Few unions can cause this kind of a ruckus anymore.
Forty years ago, it was the steelworkers, roiling President Kennedy and national inflation when they called for a rise in steel prices. At the turn of the century, it was a coal miners' strike, testing President Theodore Roosevelt's mettle and threatening Americans' ability to heat their homes.
Now, it is a lockout at West Coast ports that would seem to hold the holiday season hostage, with millions of Christmas toys and televisions from Asia trapped on a conga line of ships left bobbing in untended harbors.
By one estimate, the shutdown, which began Sunday afternoon and centers on faltering labor negotiations, is costing the US $1 billion a day. It is, in many ways, a throwback to a different era to a time before unions were so picked at that they lost their ability to shake the nation.
For the moment, many companies are coping. Anticipating the problems months ago, they took steps to get their Christmas merchandise from Asia earlier. But prolonged labor strife, experts say, could imperil any national economic recovery, and as in the past sweep a reluctant president into the froth of bare-knuckle union politics.
"The key questions are how long will it last and whether the government will intervene," says Bruce Steinberg, chief economist for Merrill Lynch & Co. "I don't think the government will let the economy be held hostage by some longshoremen."
It would not be the first time. Indeed, over 70 years, the workers of the International Longshore and Warehouse Union (ILWU) have created what some observers call the most powerful union in the United States.
In 1934, under the hawk-nosed labor activist Harry Bridges, the issue was 10 cents more an hour in wages and the right for the union to send who it wanted to each job rather than depending on corrupt foremen, who often chose workers based on their bribes. He incapacitated the entire West Coast with a strike from San Diego to Seattle, and won his concessions after San Francisco police killed two protesters and injured 100 others in what longshoremen now call "Bloody Tuesday."

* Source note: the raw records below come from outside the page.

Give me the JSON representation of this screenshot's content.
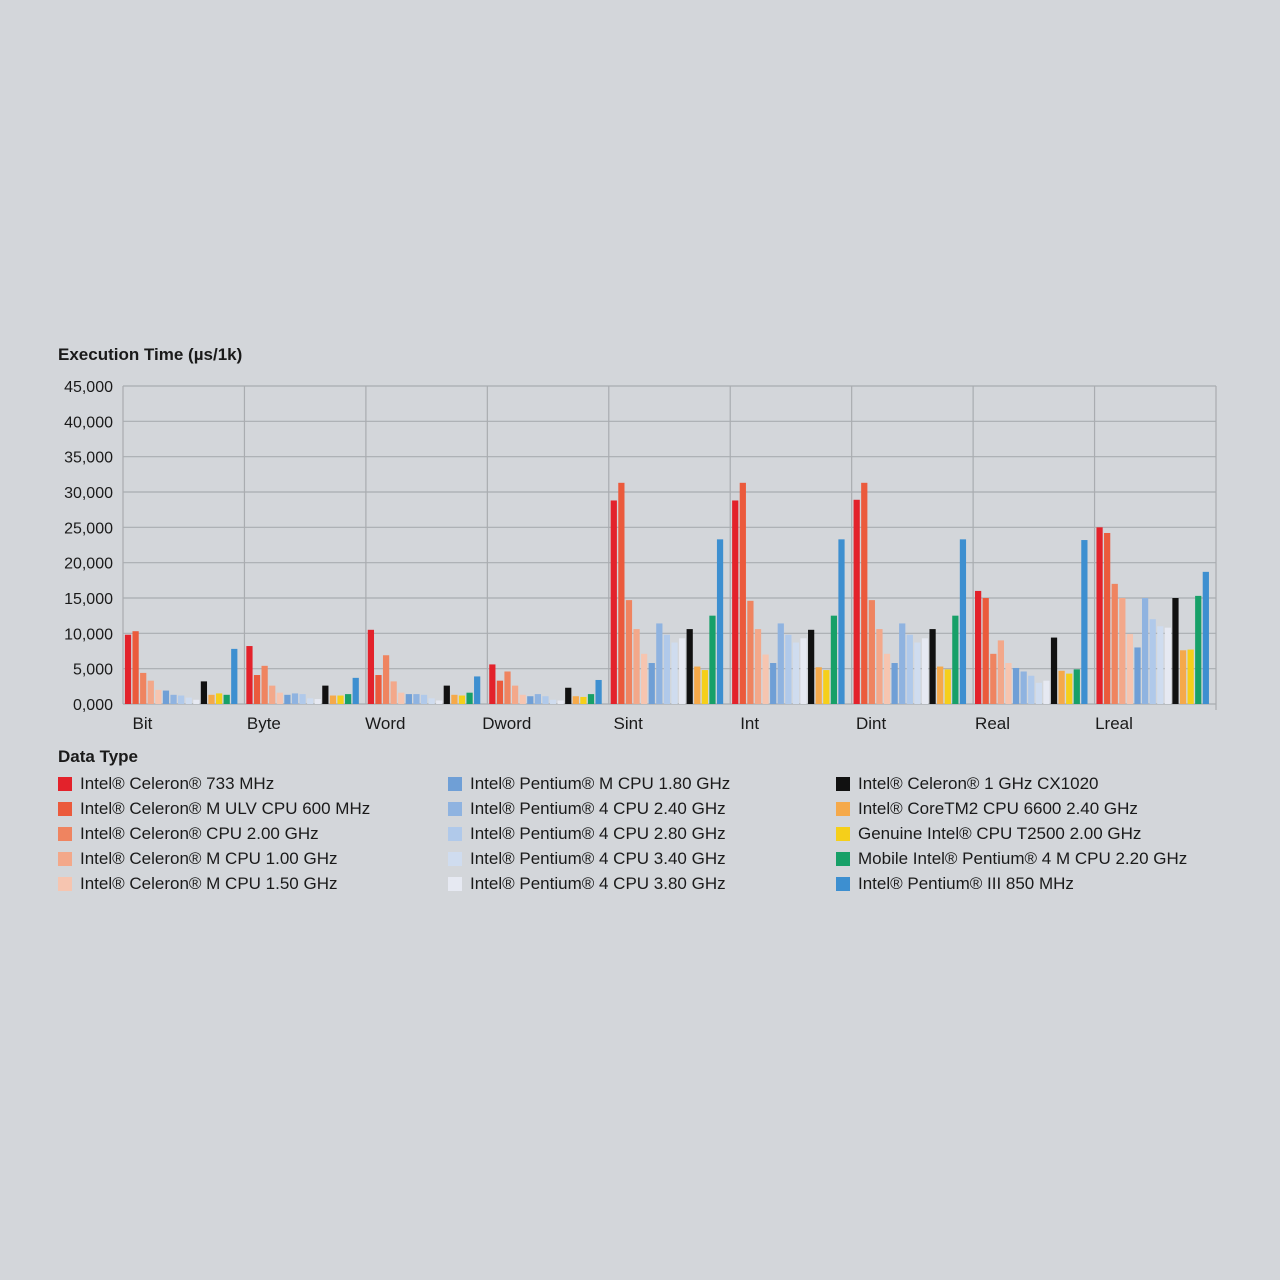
{
  "chart_data": {
    "type": "bar",
    "ylabel": "Execution Time (µs/1k)",
    "legend_title": "Data Type",
    "ylim": [
      0,
      45000
    ],
    "yticks": [
      "0,000",
      "5,000",
      "10,000",
      "15,000",
      "20,000",
      "25,000",
      "30,000",
      "35,000",
      "40,000",
      "45,000"
    ],
    "grid": true,
    "legend_position": "bottom",
    "categories": [
      "Bit",
      "Byte",
      "Word",
      "Dword",
      "Sint",
      "Int",
      "Dint",
      "Real",
      "Lreal"
    ],
    "series": [
      {
        "name": "Intel® Celeron® 733 MHz",
        "color": "#e3222b",
        "values": [
          9800,
          8200,
          10500,
          5600,
          28800,
          28800,
          28900,
          16000,
          25000
        ]
      },
      {
        "name": "Intel® Celeron® M ULV CPU 600 MHz",
        "color": "#eb5a3c",
        "values": [
          10300,
          4100,
          4100,
          3300,
          31300,
          31300,
          31300,
          15000,
          24200
        ]
      },
      {
        "name": "Intel® Celeron® CPU 2.00 GHz",
        "color": "#ef8460",
        "values": [
          4400,
          5400,
          6900,
          4600,
          14700,
          14600,
          14700,
          7100,
          17000
        ]
      },
      {
        "name": "Intel® Celeron® M CPU 1.00 GHz",
        "color": "#f3a88a",
        "values": [
          3300,
          2600,
          3200,
          2600,
          10600,
          10600,
          10600,
          9000,
          15000
        ]
      },
      {
        "name": "Intel® Celeron® M CPU 1.50 GHz",
        "color": "#f6c5b0",
        "values": [
          2000,
          1600,
          1600,
          1300,
          7100,
          7000,
          7100,
          5800,
          9900
        ]
      },
      {
        "name": "Intel® Pentium® M CPU 1.80 GHz",
        "color": "#6f9fd6",
        "values": [
          1900,
          1300,
          1400,
          1100,
          5800,
          5800,
          5800,
          5100,
          8000
        ]
      },
      {
        "name": "Intel® Pentium® 4 CPU 2.40 GHz",
        "color": "#8fb3e0",
        "values": [
          1300,
          1500,
          1400,
          1400,
          11400,
          11400,
          11400,
          4600,
          15000
        ]
      },
      {
        "name": "Intel® Pentium® 4 CPU 2.80 GHz",
        "color": "#b0c9ea",
        "values": [
          1200,
          1400,
          1300,
          1100,
          9800,
          9800,
          9800,
          4000,
          12000
        ]
      },
      {
        "name": "Intel® Pentium® 4 CPU 3.40 GHz",
        "color": "#cfdcef",
        "values": [
          900,
          800,
          800,
          600,
          8700,
          8700,
          8700,
          3000,
          11000
        ]
      },
      {
        "name": "Intel® Pentium® 4 CPU 3.80 GHz",
        "color": "#e6e9f2",
        "values": [
          600,
          700,
          500,
          500,
          9300,
          9300,
          9300,
          3300,
          10800
        ]
      },
      {
        "name": "Intel® Celeron® 1 GHz CX1020",
        "color": "#111111",
        "values": [
          3200,
          2600,
          2600,
          2300,
          10600,
          10500,
          10600,
          9400,
          15000
        ]
      },
      {
        "name": "Intel® CoreTM2 CPU 6600 2.40 GHz",
        "color": "#f5a94a",
        "values": [
          1300,
          1200,
          1300,
          1100,
          5300,
          5200,
          5300,
          4700,
          7600
        ]
      },
      {
        "name": "Genuine Intel® CPU T2500 2.00 GHz",
        "color": "#f5cf1a",
        "values": [
          1500,
          1200,
          1200,
          1000,
          4800,
          4800,
          4900,
          4300,
          7700
        ]
      },
      {
        "name": "Mobile Intel® Pentium® 4 M CPU 2.20 GHz",
        "color": "#17a068",
        "values": [
          1300,
          1400,
          1600,
          1400,
          12500,
          12500,
          12500,
          4900,
          15300
        ]
      },
      {
        "name": "Intel® Pentium® III 850 MHz",
        "color": "#3d8fd0",
        "values": [
          7800,
          3700,
          3900,
          3400,
          23300,
          23300,
          23300,
          23200,
          18700
        ]
      }
    ]
  }
}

At issue today is technology. As shipping, like other industries, becomes increasingly computerized, the ILWU wants to make sure that the people who run this technology are unionized. The terminal operators and shipping lines that make up the Pacific Maritime Association (PMA) have so far not agreed.

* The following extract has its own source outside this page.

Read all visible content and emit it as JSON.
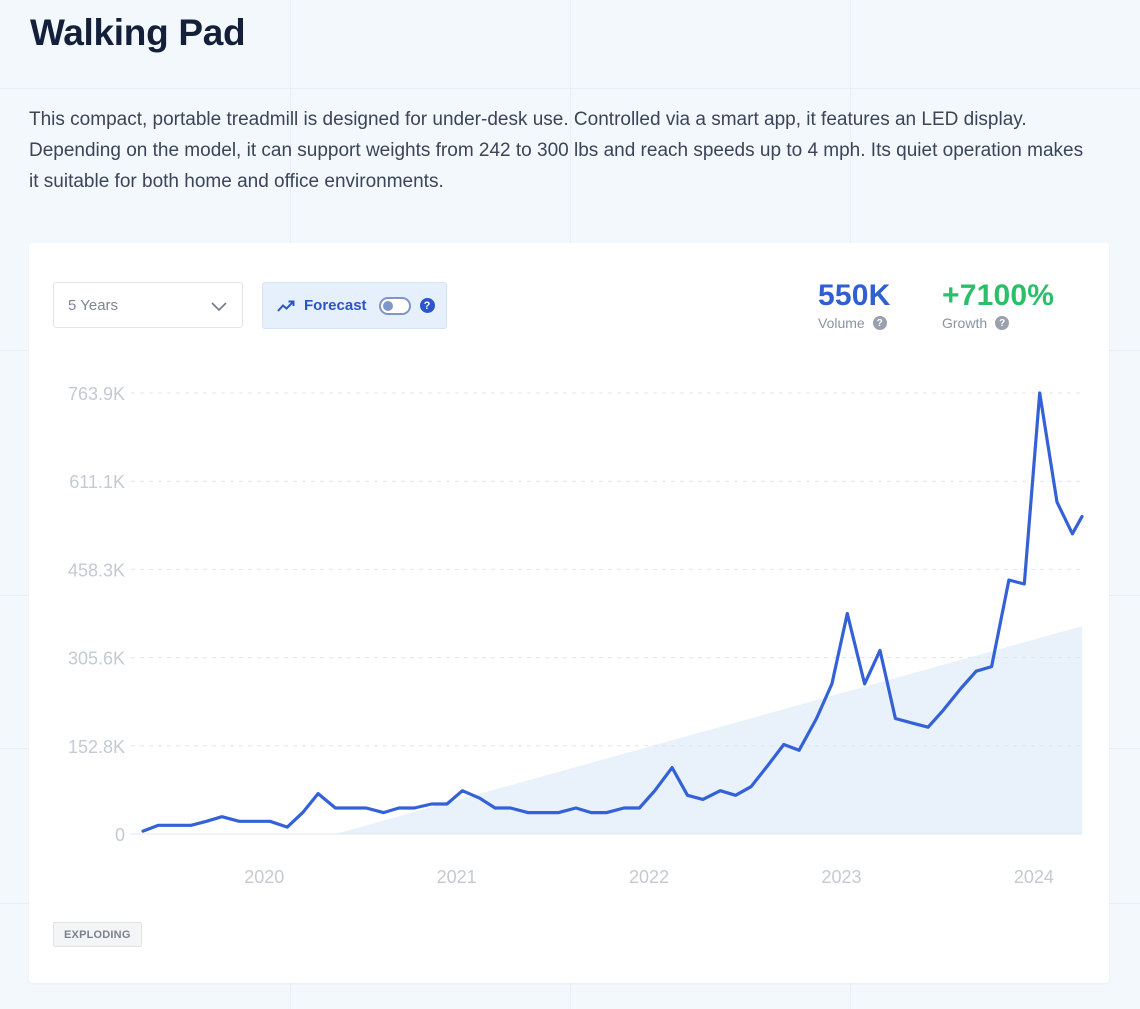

Moreover, the companies say that workers, who have been without a labor contract since July 2, have begun to protest by slowing down, strictly adhering to break times, and not accepting overtime. This amounts to a paid strike, the PMA has said, and it shut down ports Sunday until a new labor agreement is reached.
The immediate impact might not be severe. One of the reasons economists are not concerned is because many importers shipped goods this spring and summer. "Goods from China soared this summer all those toys, clothes, and electronics came pouring in," says Mark Zandi of the website Economy.com.
He and others claim that the lockout would merely weaken the economy a little further this economic period but not impede a rebound in the next. Yet others are not so dismissive. Stockpiling goods, they say, only works for certain industries, like toys and computers, not fruits or perishable goods.
Moreover, stockpiles only last so long, and the dearth of goods should the lockout continue would certainly put a strain on retailers.
"It's true that a lot have tried to provide a buffer by bringing in goods early and putting them in warehouses, but that means an added expense and that buffer won't last long," says Erik Autor of the National Retail Federation, who worries that it could take weeks to get the distribution system back operating once the disruption is resolved.
"You can look at the Pacific trade as a big conveyor belt, and when it stops the whole system backs up," he says.
The longer the impasse continues, the more pressure there will be for President Bush to step in. The administration has been tracking negotiations since they began in May, reports say, and it has at various times put pressure on the workers' union. Yet the ILWU isn't likely to be cowed.
Today, the ILWU's unique strength still courses from the unity forged under bridges on "Bloody Tuesday." Outside the San Francisco hiring hall, there are two white outlines of where the workers fell in 1934.
All workers must take classes about the union's history as well as the current labor contract. And in the Bay Area, ports close every year on July 5 to remember those killed in the 1934 strike.
With some 10,500 workers at all the West Coast's 29 major ports, the union has parlayed this solidarity into remarkable success. As the current lockout attests, it can, essentially, shut down one coast of the United States, giving it unparalleled bargaining leverage in a country ever-more reliant on imports especially from Asia.
Strikes in 1936, 1948, and 1971 have helped win the average ILWU dockworker a salary of nearly $110,000 a year, including medical benefits.
While not a strike, the current situation promises the same results, as the union's sinew is tested amid a broader economy clambering for a return to business as usual. Says Mr. Zandi of Economy.com: "The economy is very weak and struggling under the weight of many problems, and this just adds one more problem."